This Pebble Turns Out to Be a Fossilized Dinosaur Brain

And iguanodons may have been smarter than we thought.

dinosaur brain.jpg
The fossilized brain of an Iguanodon.

A couple of weeks ago I wrote in a post that scientists should go hunting for a preserved dinosaur brain. Sure enough, it turns out the first one has recently been found! It was not preserved in amber, and it wasn’t from one of the most intelligent of dinosaurs. Nevertheless, it provides some interesting insights.

Martin Brasier from the University of Oxford in England and his colleagues reported the remarkable preservation of brain tissue in an iguanodon-type dinosaur. The authors recognized what looked like a brown pebble as a dinosaur brain after applying some sophisticated techniques such as scanning electron microscopy and computed tomography (CT). They were even able to distinguish internal subdivisions. For example, they could identify the tough membranes (meninges) that enveloped and supported the ancient brain and could trace the locations of blood vessels that had been replaced by the mineral siderite.

What was most interesting was that the dinosaur brain seemed to be closely packed in the skull, comparable to the brains of humans and birds, and not loosely fitted as the brains of reptiles are, which suggests a higher intelligence than previously thought. The authors admit that this conclusion is not firm, however, as the tight packing may just be an artifact of the fossilization process. Still, the team’s analysis of the forebrain and hindbrain support the idea of greater behavioral complexity in the iguanodon, which was a herbivore roaming a river valley about 133 million years ago.

Fossilised dinosaur brains

Herbivores are not known to be particularly smart. A cow doesn’t need to be clever—it just has to be able to defend itself and run away, whereas predators need to anticipate the next move of their prey to make a catch.

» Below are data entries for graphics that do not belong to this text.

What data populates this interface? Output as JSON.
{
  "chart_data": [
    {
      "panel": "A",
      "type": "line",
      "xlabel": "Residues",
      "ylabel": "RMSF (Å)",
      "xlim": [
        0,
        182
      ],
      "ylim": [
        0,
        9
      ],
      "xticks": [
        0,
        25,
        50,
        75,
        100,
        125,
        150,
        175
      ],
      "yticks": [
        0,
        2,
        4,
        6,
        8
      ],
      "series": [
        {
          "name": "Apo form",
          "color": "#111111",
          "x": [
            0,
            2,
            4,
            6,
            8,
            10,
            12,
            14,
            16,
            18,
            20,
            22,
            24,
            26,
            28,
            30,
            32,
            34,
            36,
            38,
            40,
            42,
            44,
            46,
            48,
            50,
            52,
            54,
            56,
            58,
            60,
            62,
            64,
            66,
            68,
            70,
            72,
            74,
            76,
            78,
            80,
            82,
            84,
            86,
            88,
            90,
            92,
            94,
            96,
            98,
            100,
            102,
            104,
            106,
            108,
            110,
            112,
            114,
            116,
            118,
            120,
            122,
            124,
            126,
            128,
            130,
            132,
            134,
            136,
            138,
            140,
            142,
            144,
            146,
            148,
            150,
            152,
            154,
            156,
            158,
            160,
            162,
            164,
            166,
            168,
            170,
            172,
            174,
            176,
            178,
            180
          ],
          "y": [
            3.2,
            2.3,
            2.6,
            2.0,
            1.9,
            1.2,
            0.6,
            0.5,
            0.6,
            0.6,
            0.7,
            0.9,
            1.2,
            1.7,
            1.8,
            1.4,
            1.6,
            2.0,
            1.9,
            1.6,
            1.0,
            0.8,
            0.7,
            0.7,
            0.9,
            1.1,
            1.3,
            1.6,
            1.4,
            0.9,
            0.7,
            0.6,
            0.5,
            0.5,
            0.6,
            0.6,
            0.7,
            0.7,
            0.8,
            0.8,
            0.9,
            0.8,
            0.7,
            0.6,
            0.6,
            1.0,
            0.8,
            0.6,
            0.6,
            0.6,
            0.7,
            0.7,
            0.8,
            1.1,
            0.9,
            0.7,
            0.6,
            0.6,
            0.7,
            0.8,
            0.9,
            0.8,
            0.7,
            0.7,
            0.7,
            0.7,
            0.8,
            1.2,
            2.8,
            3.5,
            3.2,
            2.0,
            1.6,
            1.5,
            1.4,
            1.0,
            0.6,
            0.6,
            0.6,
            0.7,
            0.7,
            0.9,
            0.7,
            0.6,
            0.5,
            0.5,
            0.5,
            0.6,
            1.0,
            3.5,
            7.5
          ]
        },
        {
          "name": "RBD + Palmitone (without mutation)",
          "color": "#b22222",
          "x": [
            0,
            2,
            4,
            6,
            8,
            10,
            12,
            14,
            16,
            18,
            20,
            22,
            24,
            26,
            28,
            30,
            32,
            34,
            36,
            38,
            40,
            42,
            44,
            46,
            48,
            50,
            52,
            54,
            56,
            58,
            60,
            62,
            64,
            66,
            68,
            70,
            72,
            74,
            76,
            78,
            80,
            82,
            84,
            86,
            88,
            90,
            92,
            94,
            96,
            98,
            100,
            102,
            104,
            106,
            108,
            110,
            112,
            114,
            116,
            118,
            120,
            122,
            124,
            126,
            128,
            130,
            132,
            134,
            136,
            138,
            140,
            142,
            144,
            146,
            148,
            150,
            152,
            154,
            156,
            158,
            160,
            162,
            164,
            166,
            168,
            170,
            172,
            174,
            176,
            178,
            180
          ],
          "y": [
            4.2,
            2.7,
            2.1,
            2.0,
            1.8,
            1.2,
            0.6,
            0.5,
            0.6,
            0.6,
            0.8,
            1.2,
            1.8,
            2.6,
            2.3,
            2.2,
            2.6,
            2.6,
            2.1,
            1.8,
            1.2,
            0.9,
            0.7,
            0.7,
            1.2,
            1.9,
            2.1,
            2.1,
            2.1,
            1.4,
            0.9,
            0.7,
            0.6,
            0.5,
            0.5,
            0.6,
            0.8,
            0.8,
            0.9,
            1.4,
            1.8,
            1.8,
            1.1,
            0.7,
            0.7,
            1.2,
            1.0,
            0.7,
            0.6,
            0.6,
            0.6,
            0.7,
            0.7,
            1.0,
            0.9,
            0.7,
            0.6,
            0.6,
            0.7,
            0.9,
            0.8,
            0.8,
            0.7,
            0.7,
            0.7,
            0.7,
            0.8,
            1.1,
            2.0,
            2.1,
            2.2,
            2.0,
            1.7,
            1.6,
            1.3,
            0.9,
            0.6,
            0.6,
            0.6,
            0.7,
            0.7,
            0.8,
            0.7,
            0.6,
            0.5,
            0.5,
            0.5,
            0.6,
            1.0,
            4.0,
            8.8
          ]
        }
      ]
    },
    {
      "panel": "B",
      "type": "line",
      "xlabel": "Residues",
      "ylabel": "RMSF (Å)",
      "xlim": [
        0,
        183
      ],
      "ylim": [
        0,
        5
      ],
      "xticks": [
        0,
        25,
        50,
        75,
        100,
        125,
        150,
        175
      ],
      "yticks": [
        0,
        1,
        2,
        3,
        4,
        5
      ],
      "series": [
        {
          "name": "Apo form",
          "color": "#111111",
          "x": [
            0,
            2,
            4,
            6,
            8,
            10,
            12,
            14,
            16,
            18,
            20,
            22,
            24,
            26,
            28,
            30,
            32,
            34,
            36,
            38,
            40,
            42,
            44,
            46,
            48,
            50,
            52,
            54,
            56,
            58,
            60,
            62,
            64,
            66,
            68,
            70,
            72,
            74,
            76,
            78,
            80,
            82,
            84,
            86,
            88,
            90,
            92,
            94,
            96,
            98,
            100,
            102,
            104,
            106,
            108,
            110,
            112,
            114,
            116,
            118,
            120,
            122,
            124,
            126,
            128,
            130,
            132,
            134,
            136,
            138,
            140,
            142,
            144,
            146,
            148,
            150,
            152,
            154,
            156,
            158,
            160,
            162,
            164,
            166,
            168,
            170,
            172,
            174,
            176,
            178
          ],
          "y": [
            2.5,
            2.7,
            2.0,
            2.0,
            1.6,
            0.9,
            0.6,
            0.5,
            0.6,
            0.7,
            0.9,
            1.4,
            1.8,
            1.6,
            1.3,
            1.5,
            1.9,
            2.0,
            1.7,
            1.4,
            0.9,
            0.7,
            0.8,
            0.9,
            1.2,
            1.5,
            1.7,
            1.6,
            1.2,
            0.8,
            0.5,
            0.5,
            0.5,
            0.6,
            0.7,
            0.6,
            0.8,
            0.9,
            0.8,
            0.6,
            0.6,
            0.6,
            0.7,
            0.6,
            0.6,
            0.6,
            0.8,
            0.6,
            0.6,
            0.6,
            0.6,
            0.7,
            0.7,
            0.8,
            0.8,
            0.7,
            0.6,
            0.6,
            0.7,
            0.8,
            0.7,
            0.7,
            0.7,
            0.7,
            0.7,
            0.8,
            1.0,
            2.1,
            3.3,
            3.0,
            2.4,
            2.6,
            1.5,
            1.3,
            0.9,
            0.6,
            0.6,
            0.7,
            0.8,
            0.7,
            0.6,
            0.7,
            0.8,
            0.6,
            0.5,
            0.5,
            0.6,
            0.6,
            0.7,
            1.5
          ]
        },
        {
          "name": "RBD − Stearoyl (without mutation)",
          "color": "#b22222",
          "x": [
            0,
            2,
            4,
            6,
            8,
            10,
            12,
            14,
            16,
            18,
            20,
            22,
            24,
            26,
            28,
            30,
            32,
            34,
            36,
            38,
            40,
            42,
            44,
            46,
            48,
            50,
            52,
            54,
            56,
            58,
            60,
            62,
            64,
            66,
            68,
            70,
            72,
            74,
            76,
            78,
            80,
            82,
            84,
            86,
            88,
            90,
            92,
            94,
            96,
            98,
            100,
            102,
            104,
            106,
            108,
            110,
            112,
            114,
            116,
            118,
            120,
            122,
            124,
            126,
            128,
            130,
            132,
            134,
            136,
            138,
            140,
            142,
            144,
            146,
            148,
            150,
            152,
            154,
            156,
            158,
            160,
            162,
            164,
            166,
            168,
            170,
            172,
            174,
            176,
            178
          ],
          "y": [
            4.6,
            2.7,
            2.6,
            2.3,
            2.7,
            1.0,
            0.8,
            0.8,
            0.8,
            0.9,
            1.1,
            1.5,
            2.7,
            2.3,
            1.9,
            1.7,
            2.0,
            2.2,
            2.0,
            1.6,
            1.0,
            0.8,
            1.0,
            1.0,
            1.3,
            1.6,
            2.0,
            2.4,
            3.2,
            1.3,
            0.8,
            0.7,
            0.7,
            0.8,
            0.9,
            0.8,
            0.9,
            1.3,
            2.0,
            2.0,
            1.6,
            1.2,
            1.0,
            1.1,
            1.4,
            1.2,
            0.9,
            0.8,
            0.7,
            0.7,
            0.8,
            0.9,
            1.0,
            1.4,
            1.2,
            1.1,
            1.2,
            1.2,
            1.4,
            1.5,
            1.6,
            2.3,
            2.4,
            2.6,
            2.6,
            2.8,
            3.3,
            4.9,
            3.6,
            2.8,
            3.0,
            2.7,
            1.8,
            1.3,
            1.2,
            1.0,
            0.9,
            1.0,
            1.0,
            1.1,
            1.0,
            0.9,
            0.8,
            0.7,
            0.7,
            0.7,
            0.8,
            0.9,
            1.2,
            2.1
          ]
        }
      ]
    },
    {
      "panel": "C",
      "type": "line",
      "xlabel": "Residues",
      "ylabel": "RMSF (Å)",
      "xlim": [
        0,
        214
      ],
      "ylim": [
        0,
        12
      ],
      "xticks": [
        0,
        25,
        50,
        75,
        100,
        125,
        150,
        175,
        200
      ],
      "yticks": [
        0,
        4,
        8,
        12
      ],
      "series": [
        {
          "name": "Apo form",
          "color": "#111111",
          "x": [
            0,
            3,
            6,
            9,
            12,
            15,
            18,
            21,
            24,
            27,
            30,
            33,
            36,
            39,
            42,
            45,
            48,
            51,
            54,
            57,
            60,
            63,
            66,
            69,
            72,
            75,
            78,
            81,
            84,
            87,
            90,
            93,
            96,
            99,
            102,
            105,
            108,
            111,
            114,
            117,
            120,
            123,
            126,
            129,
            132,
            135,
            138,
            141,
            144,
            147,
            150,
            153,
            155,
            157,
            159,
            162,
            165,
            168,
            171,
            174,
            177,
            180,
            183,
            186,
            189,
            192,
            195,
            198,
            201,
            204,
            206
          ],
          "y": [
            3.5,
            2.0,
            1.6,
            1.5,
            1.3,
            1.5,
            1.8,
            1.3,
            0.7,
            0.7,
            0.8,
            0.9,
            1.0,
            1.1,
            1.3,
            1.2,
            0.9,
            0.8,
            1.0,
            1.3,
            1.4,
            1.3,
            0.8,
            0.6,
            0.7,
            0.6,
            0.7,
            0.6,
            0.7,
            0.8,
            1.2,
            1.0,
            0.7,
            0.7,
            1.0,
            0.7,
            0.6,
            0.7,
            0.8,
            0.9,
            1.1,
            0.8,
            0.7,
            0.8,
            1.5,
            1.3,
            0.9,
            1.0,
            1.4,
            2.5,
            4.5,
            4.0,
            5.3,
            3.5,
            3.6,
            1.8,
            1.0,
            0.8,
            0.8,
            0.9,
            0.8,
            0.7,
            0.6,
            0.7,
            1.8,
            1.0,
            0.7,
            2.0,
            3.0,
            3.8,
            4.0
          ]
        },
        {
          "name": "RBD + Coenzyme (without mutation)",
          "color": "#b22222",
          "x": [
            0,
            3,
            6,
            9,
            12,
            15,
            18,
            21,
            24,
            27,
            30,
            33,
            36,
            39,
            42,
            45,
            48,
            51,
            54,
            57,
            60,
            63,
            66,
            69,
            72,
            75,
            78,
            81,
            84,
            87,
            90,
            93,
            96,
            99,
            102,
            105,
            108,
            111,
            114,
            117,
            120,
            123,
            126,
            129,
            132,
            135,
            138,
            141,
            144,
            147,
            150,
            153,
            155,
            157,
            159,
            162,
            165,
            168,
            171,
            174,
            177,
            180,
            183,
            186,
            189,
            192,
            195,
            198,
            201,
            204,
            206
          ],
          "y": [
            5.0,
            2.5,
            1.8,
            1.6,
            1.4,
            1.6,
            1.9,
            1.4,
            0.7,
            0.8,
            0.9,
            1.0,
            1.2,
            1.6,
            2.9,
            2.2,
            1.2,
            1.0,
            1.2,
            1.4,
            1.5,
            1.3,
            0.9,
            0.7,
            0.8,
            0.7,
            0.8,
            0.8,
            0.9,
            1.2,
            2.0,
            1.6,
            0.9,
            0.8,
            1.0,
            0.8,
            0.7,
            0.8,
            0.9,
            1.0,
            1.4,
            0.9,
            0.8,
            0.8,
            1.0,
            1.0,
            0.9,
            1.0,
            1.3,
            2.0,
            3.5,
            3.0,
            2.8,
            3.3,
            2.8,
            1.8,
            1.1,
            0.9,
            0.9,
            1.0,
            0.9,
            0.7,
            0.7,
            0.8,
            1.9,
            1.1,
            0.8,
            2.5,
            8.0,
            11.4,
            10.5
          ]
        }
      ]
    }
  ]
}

Even more intelligence is required for a social predator like a wolf or a velociraptor, because these animals have to anticipate the actions of their prey as well as coordinate with their fellow animals in the hunting party. This type of behavior, plus the use of tools—necessary due to our more vulnerable bodies—propelled us humans to become as intelligent as we are.

If further studies show that the iguanodon was smarter than previously thought, one might wonder how much smarter a velociraptor or troodon might have been. Would some of them even have used tools in their hunt?